Lunch at Nubb’s, the casual lounge with hewn wood tables and foos ball, delivers an elevated lunch that you can experience in your bikini. Go with classics like a tender lobster roll, flavorful lobster hush puppies and bacon-studded potato salad. Pair all of it either with a craft brew from New England, or, when in season, a blueberry lemonade.
What drew you to become a chef?
I started in the dish pit scrubbing pots, pans & dishes. I would always go over to the line and see what the chefs were doing. The head chef would tell me to get back to my job, yet I still went back to the line. One day he said if you like the line so much, come do it. He gave me a prep list and the rest was history. The chef took me under his wing and taught me the business and I was sold from then on.
Any early memories of cooking?
I have so many memories of cooking and being around food. Food sets a social platform for people to come together for all types of occasions. I remember trying to recreate dishes at home and the trial and error is both fun and rewarding. Another memory I have is Brunswick stew cooking over the open flame, getting ready for a game day tail gate. My mother’s chicken and dumplings is comfort food at its best.
Any tips on finding great food in southern Maine?
Oh, this is the fun part of day’s off. Going from one place to another and trying others’ creations. Always keep in mind that even the off beaten path or hard to find places offer some great eats. Anju in Kittery, Maine has a great bone broth for the noodles. Visitors must visit try Vida Cantina in Portsmouth, Red’s Eats [ a quintessential lobster shack in downtown Wiscasset], the bakery at Roost Café in Ogunquit and, of course, I always find something fun at Northern Union [a wine bar and restaurant also in the seaside village of Ogunquit].
When you’re not working, what’s your favorite go-to meal?
That changes with my mood, weather and, most of all, the season. Right now, halibut and stripped bass. The local farms are producing some incredible items that go fantastic with some fish or grilled meats. A local verde chorizo makes a great verde chorizo taco, in the fall and I love roasted and braised items.

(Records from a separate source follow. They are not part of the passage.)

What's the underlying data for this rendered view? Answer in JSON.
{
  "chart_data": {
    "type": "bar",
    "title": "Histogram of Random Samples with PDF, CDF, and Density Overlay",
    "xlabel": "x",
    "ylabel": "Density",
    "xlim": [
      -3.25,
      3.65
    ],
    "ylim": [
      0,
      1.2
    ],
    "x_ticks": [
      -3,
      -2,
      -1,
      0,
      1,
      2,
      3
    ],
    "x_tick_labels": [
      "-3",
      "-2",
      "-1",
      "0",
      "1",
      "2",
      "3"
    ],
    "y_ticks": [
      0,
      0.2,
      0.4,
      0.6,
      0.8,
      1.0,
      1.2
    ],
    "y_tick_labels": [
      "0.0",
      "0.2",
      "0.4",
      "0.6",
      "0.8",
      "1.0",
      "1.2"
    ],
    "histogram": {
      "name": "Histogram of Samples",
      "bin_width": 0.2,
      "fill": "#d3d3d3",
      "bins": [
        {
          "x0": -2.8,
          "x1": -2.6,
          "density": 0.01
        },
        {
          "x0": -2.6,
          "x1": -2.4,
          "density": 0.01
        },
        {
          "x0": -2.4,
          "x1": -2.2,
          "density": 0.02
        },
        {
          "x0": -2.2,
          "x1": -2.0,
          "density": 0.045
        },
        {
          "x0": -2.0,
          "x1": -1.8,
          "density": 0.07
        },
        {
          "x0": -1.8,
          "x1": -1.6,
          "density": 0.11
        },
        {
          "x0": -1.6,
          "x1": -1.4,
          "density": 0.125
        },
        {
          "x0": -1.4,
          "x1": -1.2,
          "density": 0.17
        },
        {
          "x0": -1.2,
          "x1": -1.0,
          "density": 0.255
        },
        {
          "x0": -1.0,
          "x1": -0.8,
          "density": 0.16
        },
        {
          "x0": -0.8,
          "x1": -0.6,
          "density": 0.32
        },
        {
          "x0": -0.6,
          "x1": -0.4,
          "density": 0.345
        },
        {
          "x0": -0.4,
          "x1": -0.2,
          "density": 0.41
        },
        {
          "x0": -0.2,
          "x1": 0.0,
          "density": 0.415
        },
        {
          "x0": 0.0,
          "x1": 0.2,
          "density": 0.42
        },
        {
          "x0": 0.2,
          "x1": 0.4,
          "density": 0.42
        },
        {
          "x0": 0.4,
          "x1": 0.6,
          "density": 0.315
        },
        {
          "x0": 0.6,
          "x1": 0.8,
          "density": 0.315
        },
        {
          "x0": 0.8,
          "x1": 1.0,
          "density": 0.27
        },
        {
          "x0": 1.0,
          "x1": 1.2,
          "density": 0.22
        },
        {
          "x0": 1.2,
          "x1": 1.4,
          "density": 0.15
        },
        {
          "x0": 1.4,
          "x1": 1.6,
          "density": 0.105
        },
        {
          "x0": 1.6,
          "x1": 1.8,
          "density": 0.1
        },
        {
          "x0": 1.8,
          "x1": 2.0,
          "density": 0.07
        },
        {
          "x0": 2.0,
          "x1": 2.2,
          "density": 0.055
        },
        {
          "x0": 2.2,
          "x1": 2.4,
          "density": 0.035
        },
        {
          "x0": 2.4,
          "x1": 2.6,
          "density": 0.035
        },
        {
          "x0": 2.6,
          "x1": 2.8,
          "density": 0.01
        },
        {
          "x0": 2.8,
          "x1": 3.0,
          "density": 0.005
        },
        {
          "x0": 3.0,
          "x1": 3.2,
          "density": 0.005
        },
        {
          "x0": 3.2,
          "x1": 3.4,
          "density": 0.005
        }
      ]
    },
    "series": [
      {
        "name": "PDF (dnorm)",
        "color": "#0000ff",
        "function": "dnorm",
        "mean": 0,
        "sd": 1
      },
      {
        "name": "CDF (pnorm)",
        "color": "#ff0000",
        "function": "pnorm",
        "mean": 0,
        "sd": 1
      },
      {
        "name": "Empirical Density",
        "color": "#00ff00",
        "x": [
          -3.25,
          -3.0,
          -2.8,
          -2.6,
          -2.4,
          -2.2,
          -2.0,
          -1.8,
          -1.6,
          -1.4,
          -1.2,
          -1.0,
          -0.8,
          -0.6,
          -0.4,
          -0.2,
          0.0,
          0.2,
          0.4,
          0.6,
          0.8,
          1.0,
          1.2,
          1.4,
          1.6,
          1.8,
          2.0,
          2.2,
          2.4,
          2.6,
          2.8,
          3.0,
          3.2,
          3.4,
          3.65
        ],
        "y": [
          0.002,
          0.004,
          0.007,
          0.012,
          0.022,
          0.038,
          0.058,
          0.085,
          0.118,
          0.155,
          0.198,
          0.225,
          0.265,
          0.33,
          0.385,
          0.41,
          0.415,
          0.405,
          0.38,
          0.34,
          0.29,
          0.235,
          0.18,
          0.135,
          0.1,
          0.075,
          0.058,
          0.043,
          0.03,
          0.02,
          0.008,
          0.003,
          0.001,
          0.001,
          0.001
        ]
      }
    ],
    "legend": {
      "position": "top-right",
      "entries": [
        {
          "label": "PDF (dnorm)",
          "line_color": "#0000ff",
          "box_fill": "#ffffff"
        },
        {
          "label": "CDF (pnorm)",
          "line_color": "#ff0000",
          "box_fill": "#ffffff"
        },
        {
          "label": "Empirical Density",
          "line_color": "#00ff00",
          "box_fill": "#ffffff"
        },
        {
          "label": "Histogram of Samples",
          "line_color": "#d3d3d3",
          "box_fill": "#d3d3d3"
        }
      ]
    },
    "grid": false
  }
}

The smells put me be at peace and in a great frame of mind.
Are there any ingredients that you haven’t had a chance to work with yet but would love to incorporate?
Locally, I have not played around with kombo, AKA kelp. I can’t wait to get a chance to create something with it.
Flash forward ten years: What are you doing?
Food and beverage is in my blood. One of many great things about this industry is that it is always changing and evolving and that makes it fun, exciting and truly keeps me on my toes. Maybe by then I’ll have a food truck that I can drive from farmers markets, fishing docks and fields to bring some uber-local taste to people!